A Grécia avança em direção às eleições antecipadas de 6 de maio com grande parte do eleitorado imerso na desconfiança e rejeição em torno dos partidos e os programas de austeridade impostos pela União Europeia (UE), conforme três pesquisas de opinião publicados este fim de semana.

 

Quase a metade dos eleitores (42,1%) considera que os partidos não têm programas realistas para enfrentar a crise.
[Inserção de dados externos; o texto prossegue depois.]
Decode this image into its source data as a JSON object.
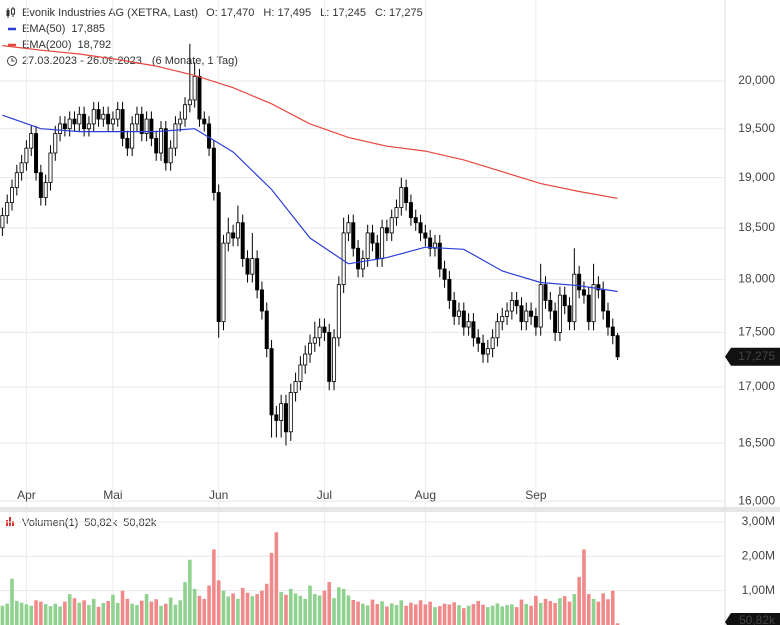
{
  "chart_data": {
    "type": "candlestick",
    "title": "Evonik Industries AG (XETRA, Last)",
    "ohlc_header": [
      "O: 17,470",
      "H: 17,495",
      "L: 17,245",
      "C: 17,275"
    ],
    "period": "27.03.2023 - 26.09.2023",
    "period_note": "(6 Monate, 1 Tag)",
    "log_scale": true,
    "grid": true,
    "ylim": [
      15.95,
      20.88
    ],
    "yticks": [
      {
        "value": 16,
        "label": "16,000"
      },
      {
        "value": 16.5,
        "label": "16,500"
      },
      {
        "value": 17,
        "label": "17,000"
      },
      {
        "value": 17.5,
        "label": "17,500"
      },
      {
        "value": 18,
        "label": "18,000"
      },
      {
        "value": 18.5,
        "label": "18,500"
      },
      {
        "value": 19,
        "label": "19,000"
      },
      {
        "value": 19.5,
        "label": "19,500"
      },
      {
        "value": 20,
        "label": "20,000"
      }
    ],
    "last_label": "17,275",
    "up_color": "#ffffff",
    "down_color": "#000000",
    "categories": [
      null,
      null,
      null,
      null,
      null,
      "Apr",
      null,
      null,
      null,
      null,
      null,
      null,
      null,
      null,
      null,
      null,
      null,
      null,
      null,
      null,
      null,
      null,
      null,
      "Mai",
      null,
      null,
      null,
      null,
      null,
      null,
      null,
      null,
      null,
      null,
      null,
      null,
      null,
      null,
      null,
      null,
      null,
      null,
      null,
      null,
      null,
      "Jun",
      null,
      null,
      null,
      null,
      null,
      null,
      null,
      null,
      null,
      null,
      null,
      null,
      null,
      null,
      null,
      null,
      null,
      null,
      null,
      null,
      null,
      "Jul",
      null,
      null,
      null,
      null,
      null,
      null,
      null,
      null,
      null,
      null,
      null,
      null,
      null,
      null,
      null,
      null,
      null,
      null,
      null,
      null,
      "Aug",
      null,
      null,
      null,
      null,
      null,
      null,
      null,
      null,
      null,
      null,
      null,
      null,
      null,
      null,
      null,
      null,
      null,
      null,
      null,
      null,
      null,
      null,
      "Sep",
      null,
      null,
      null,
      null,
      null,
      null,
      null,
      null,
      null,
      null,
      null,
      null,
      null,
      null,
      null,
      null,
      null
    ],
    "ohlc": [
      [
        18.5,
        18.7,
        18.42,
        18.62
      ],
      [
        18.62,
        18.83,
        18.54,
        18.75
      ],
      [
        18.75,
        18.98,
        18.67,
        18.9
      ],
      [
        18.9,
        19.13,
        18.82,
        19.05
      ],
      [
        19.05,
        19.23,
        18.97,
        19.15
      ],
      [
        19.15,
        19.38,
        19.07,
        19.3
      ],
      [
        19.3,
        19.53,
        19.22,
        19.45
      ],
      [
        19.45,
        19.53,
        18.97,
        19.05
      ],
      [
        19.05,
        19.13,
        18.72,
        18.8
      ],
      [
        18.8,
        19.03,
        18.72,
        18.95
      ],
      [
        18.95,
        19.33,
        18.87,
        19.25
      ],
      [
        19.25,
        19.53,
        19.17,
        19.45
      ],
      [
        19.45,
        19.63,
        19.37,
        19.55
      ],
      [
        19.55,
        19.63,
        19.42,
        19.5
      ],
      [
        19.5,
        19.68,
        19.42,
        19.6
      ],
      [
        19.6,
        19.68,
        19.47,
        19.55
      ],
      [
        19.55,
        19.73,
        19.47,
        19.65
      ],
      [
        19.65,
        19.73,
        19.42,
        19.5
      ],
      [
        19.5,
        19.63,
        19.42,
        19.55
      ],
      [
        19.55,
        19.78,
        19.47,
        19.7
      ],
      [
        19.7,
        19.78,
        19.52,
        19.6
      ],
      [
        19.6,
        19.73,
        19.52,
        19.65
      ],
      [
        19.65,
        19.73,
        19.47,
        19.55
      ],
      [
        19.55,
        19.68,
        19.47,
        19.6
      ],
      [
        19.6,
        19.78,
        19.52,
        19.7
      ],
      [
        19.7,
        19.78,
        19.32,
        19.4
      ],
      [
        19.4,
        19.48,
        19.22,
        19.3
      ],
      [
        19.3,
        19.63,
        19.22,
        19.55
      ],
      [
        19.55,
        19.73,
        19.47,
        19.65
      ],
      [
        19.65,
        19.73,
        19.37,
        19.45
      ],
      [
        19.45,
        19.68,
        19.37,
        19.6
      ],
      [
        19.6,
        19.68,
        19.32,
        19.4
      ],
      [
        19.4,
        19.48,
        19.17,
        19.25
      ],
      [
        19.25,
        19.58,
        19.17,
        19.5
      ],
      [
        19.5,
        19.58,
        19.07,
        19.15
      ],
      [
        19.15,
        19.38,
        19.07,
        19.3
      ],
      [
        19.3,
        19.63,
        19.22,
        19.55
      ],
      [
        19.55,
        19.68,
        19.47,
        19.6
      ],
      [
        19.6,
        19.83,
        19.52,
        19.75
      ],
      [
        19.75,
        20.4,
        19.67,
        19.8
      ],
      [
        19.8,
        20.2,
        19.72,
        20.05
      ],
      [
        20.05,
        20.13,
        19.52,
        19.6
      ],
      [
        19.6,
        19.68,
        19.47,
        19.55
      ],
      [
        19.55,
        19.63,
        19.22,
        19.3
      ],
      [
        19.3,
        19.38,
        18.77,
        18.85
      ],
      [
        18.85,
        18.93,
        17.45,
        17.6
      ],
      [
        17.6,
        18.43,
        17.52,
        18.35
      ],
      [
        18.35,
        18.6,
        18.27,
        18.45
      ],
      [
        18.45,
        18.53,
        18.32,
        18.4
      ],
      [
        18.4,
        18.72,
        18.32,
        18.55
      ],
      [
        18.55,
        18.63,
        18.12,
        18.2
      ],
      [
        18.2,
        18.28,
        17.97,
        18.05
      ],
      [
        18.05,
        18.45,
        17.97,
        18.2
      ],
      [
        18.2,
        18.28,
        17.82,
        17.9
      ],
      [
        17.9,
        17.98,
        17.62,
        17.7
      ],
      [
        17.7,
        17.78,
        17.27,
        17.35
      ],
      [
        17.35,
        17.43,
        16.55,
        16.75
      ],
      [
        16.75,
        16.83,
        16.55,
        16.7
      ],
      [
        16.7,
        16.93,
        16.55,
        16.85
      ],
      [
        16.85,
        16.93,
        16.48,
        16.6
      ],
      [
        16.6,
        17.03,
        16.52,
        16.95
      ],
      [
        16.95,
        17.13,
        16.87,
        17.05
      ],
      [
        17.05,
        17.28,
        16.97,
        17.2
      ],
      [
        17.2,
        17.38,
        17.12,
        17.3
      ],
      [
        17.3,
        17.48,
        17.22,
        17.4
      ],
      [
        17.4,
        17.6,
        17.32,
        17.45
      ],
      [
        17.45,
        17.63,
        17.37,
        17.55
      ],
      [
        17.55,
        17.63,
        17.42,
        17.5
      ],
      [
        17.5,
        17.58,
        16.97,
        17.05
      ],
      [
        17.05,
        17.53,
        16.97,
        17.45
      ],
      [
        17.45,
        18.03,
        17.37,
        17.95
      ],
      [
        17.95,
        18.6,
        17.87,
        18.45
      ],
      [
        18.45,
        18.63,
        18.37,
        18.55
      ],
      [
        18.55,
        18.63,
        18.22,
        18.3
      ],
      [
        18.3,
        18.38,
        18.02,
        18.1
      ],
      [
        18.1,
        18.28,
        18.02,
        18.2
      ],
      [
        18.2,
        18.53,
        18.12,
        18.45
      ],
      [
        18.45,
        18.53,
        18.27,
        18.35
      ],
      [
        18.35,
        18.43,
        18.12,
        18.2
      ],
      [
        18.2,
        18.58,
        18.12,
        18.5
      ],
      [
        18.5,
        18.58,
        18.37,
        18.45
      ],
      [
        18.45,
        18.68,
        18.37,
        18.6
      ],
      [
        18.6,
        18.78,
        18.52,
        18.7
      ],
      [
        18.7,
        19.0,
        18.62,
        18.9
      ],
      [
        18.9,
        18.98,
        18.67,
        18.75
      ],
      [
        18.75,
        18.83,
        18.52,
        18.6
      ],
      [
        18.6,
        18.68,
        18.47,
        18.55
      ],
      [
        18.55,
        18.63,
        18.37,
        18.45
      ],
      [
        18.45,
        18.53,
        18.32,
        18.4
      ],
      [
        18.4,
        18.48,
        18.22,
        18.3
      ],
      [
        18.3,
        18.43,
        18.22,
        18.35
      ],
      [
        18.35,
        18.43,
        18.02,
        18.1
      ],
      [
        18.1,
        18.18,
        17.92,
        18.0
      ],
      [
        18.0,
        18.08,
        17.72,
        17.8
      ],
      [
        17.8,
        17.88,
        17.57,
        17.65
      ],
      [
        17.65,
        17.78,
        17.57,
        17.7
      ],
      [
        17.7,
        17.78,
        17.47,
        17.55
      ],
      [
        17.55,
        17.68,
        17.47,
        17.6
      ],
      [
        17.6,
        17.68,
        17.37,
        17.45
      ],
      [
        17.45,
        17.53,
        17.32,
        17.4
      ],
      [
        17.4,
        17.48,
        17.22,
        17.3
      ],
      [
        17.3,
        17.43,
        17.22,
        17.35
      ],
      [
        17.35,
        17.53,
        17.27,
        17.45
      ],
      [
        17.45,
        17.68,
        17.37,
        17.6
      ],
      [
        17.6,
        17.73,
        17.52,
        17.65
      ],
      [
        17.65,
        17.78,
        17.57,
        17.7
      ],
      [
        17.7,
        17.88,
        17.62,
        17.8
      ],
      [
        17.8,
        17.88,
        17.67,
        17.75
      ],
      [
        17.75,
        17.83,
        17.52,
        17.6
      ],
      [
        17.6,
        17.78,
        17.52,
        17.7
      ],
      [
        17.7,
        17.78,
        17.57,
        17.65
      ],
      [
        17.65,
        17.73,
        17.47,
        17.55
      ],
      [
        17.55,
        18.15,
        17.47,
        17.95
      ],
      [
        17.95,
        18.03,
        17.72,
        17.8
      ],
      [
        17.8,
        17.88,
        17.62,
        17.7
      ],
      [
        17.7,
        17.78,
        17.42,
        17.5
      ],
      [
        17.5,
        17.93,
        17.42,
        17.85
      ],
      [
        17.85,
        17.93,
        17.67,
        17.75
      ],
      [
        17.75,
        17.83,
        17.52,
        17.6
      ],
      [
        17.6,
        18.3,
        17.52,
        18.05
      ],
      [
        18.05,
        18.13,
        17.82,
        17.9
      ],
      [
        17.9,
        17.98,
        17.77,
        17.85
      ],
      [
        17.85,
        17.93,
        17.52,
        17.6
      ],
      [
        17.6,
        18.15,
        17.52,
        17.95
      ],
      [
        17.95,
        18.03,
        17.82,
        17.9
      ],
      [
        17.9,
        17.98,
        17.62,
        17.7
      ],
      [
        17.7,
        17.78,
        17.47,
        17.55
      ],
      [
        17.55,
        17.63,
        17.39,
        17.47
      ],
      [
        17.47,
        17.495,
        17.245,
        17.275
      ]
    ],
    "lines": [
      {
        "name": "EMA(50)",
        "color": "#2b3fd8",
        "value_label": "17,885",
        "x": [
          0,
          8,
          16,
          24,
          32,
          40,
          48,
          56,
          64,
          72,
          80,
          88,
          96,
          104,
          112,
          120,
          128
        ],
        "values": [
          19.64,
          19.5,
          19.47,
          19.47,
          19.47,
          19.5,
          19.26,
          18.88,
          18.4,
          18.15,
          18.21,
          18.31,
          18.29,
          18.08,
          17.97,
          17.94,
          17.885
        ]
      },
      {
        "name": "EMA(200)",
        "color": "#e8473f",
        "value_label": "18,792",
        "x": [
          0,
          8,
          16,
          24,
          32,
          40,
          48,
          56,
          64,
          72,
          80,
          88,
          96,
          104,
          112,
          120,
          128
        ],
        "values": [
          20.38,
          20.33,
          20.29,
          20.23,
          20.16,
          20.06,
          19.93,
          19.76,
          19.55,
          19.41,
          19.32,
          19.27,
          19.18,
          19.06,
          18.94,
          18.86,
          18.792
        ]
      }
    ],
    "volume": {
      "name": "Volumen(1)",
      "last_label": "50,82k",
      "up_color": "#8fd18f",
      "down_color": "#f08a8a",
      "ylim": [
        0,
        3290000
      ],
      "yticks": [
        {
          "value": 1000000,
          "label": "1,00M"
        },
        {
          "value": 2000000,
          "label": "2,00M"
        },
        {
          "value": 3000000,
          "label": "3,00M"
        }
      ],
      "values": [
        560000,
        620000,
        1350000,
        700000,
        650000,
        600000,
        560000,
        720000,
        680000,
        610000,
        550000,
        620000,
        540000,
        680000,
        900000,
        780000,
        650000,
        720000,
        580000,
        760000,
        530000,
        640000,
        700000,
        880000,
        640000,
        1000000,
        760000,
        620000,
        580000,
        710000,
        900000,
        680000,
        750000,
        560000,
        620000,
        800000,
        590000,
        720000,
        1250000,
        1900000,
        1050000,
        850000,
        760000,
        1150000,
        2200000,
        1300000,
        1000000,
        830000,
        920000,
        760000,
        1080000,
        940000,
        840000,
        900000,
        1000000,
        1200000,
        2100000,
        2700000,
        960000,
        880000,
        1050000,
        920000,
        850000,
        760000,
        1150000,
        900000,
        860000,
        1000000,
        1250000,
        780000,
        1100000,
        1050000,
        860000,
        730000,
        680000,
        620000,
        570000,
        740000,
        610000,
        690000,
        540000,
        630000,
        580000,
        720000,
        560000,
        650000,
        600000,
        720000,
        600000,
        680000,
        520000,
        550000,
        620000,
        600000,
        660000,
        580000,
        490000,
        560000,
        610000,
        700000,
        590000,
        520000,
        560000,
        630000,
        540000,
        580000,
        600000,
        520000,
        740000,
        610000,
        560000,
        850000,
        640000,
        760000,
        700000,
        640000,
        780000,
        840000,
        680000,
        900000,
        1400000,
        2200000,
        900000,
        760000,
        680000,
        920000,
        750000,
        1000000,
        50820
      ]
    }
  }
}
Para 48,1%, também não há sinceridade nos discursos.

 

Além disso, os eleitores se mostram contrários a dura política de cortes imposta à Grécia pela União Europeia e o Fundo Monetário Internacional em troca de ajudar financeiramente.

 

Assim, 26,2% dos eleitores votarão por formações que se opõem a essa estratégia de austeridade, dirigida pelo Governo de coalizão que formam os grandes partidos, o socialista Pasok e o conservador Nova Democracia.

 

Embora uma clara maioria esteja a favor da permanência da Grécia na Eurozona, 62,5% dos eleitores exigem uma política alternativa a do acordo de resgate. Esse alto percentual ocorre entre os partidários de todas as opções ideológicas. Para 26,7% dos gregos com direito ao voto, o caminho é o abandono da moeda única.

 

Tanto o candidato socialista, Evangelos Venizelos, quanto o líder conservador, Antonis Samarás, têm percentuais de aceitação muito baixos.

 

Diante da perspectiva que nenhum partido possa governar sozinho, 12,6% dos eleitores preferem que uma possível coalizão entre Pasok e Nova Democracia seja liderada por Samarás, enquanto só 5,2% optam por Venizelos como primeiro-ministro.

 

Há ainda 17,7% que defendam a continuidade à frente do Governo do ex-banqueiro Lucas Papademos, enquanto uma maioria de 42,6% deseja outro chefe do Executivo.

 

Com relação às intenções de voto, a Nova Democracia se mantém como favorita nas pesquisas, entre 20% e 25% dos votos, abaixo de 31% que apontam as pesquisas em fevereiro.

 

Os socialistas do Pasok estão com 15%. Mais três partidos à esquerda do Pasok somam juntos 30%, enquanto o partido ecologista conseguiria entrar pela primeira vez no Parlamento em 23 anos.

 

As legendas da extrema direita registram importante avanço. O recém-criado, o ultranacionalista Gregos Independentes, obteria entre 8% e 10% dos votos, enquanto os neonazistas do Amanhecer Dourado tem apoio de 5%.

 

Uma importante queda sofre o também ultranacionalista LAOS, que poderia ficar abaixo de 3% e ter de deixar assim o Parlamento.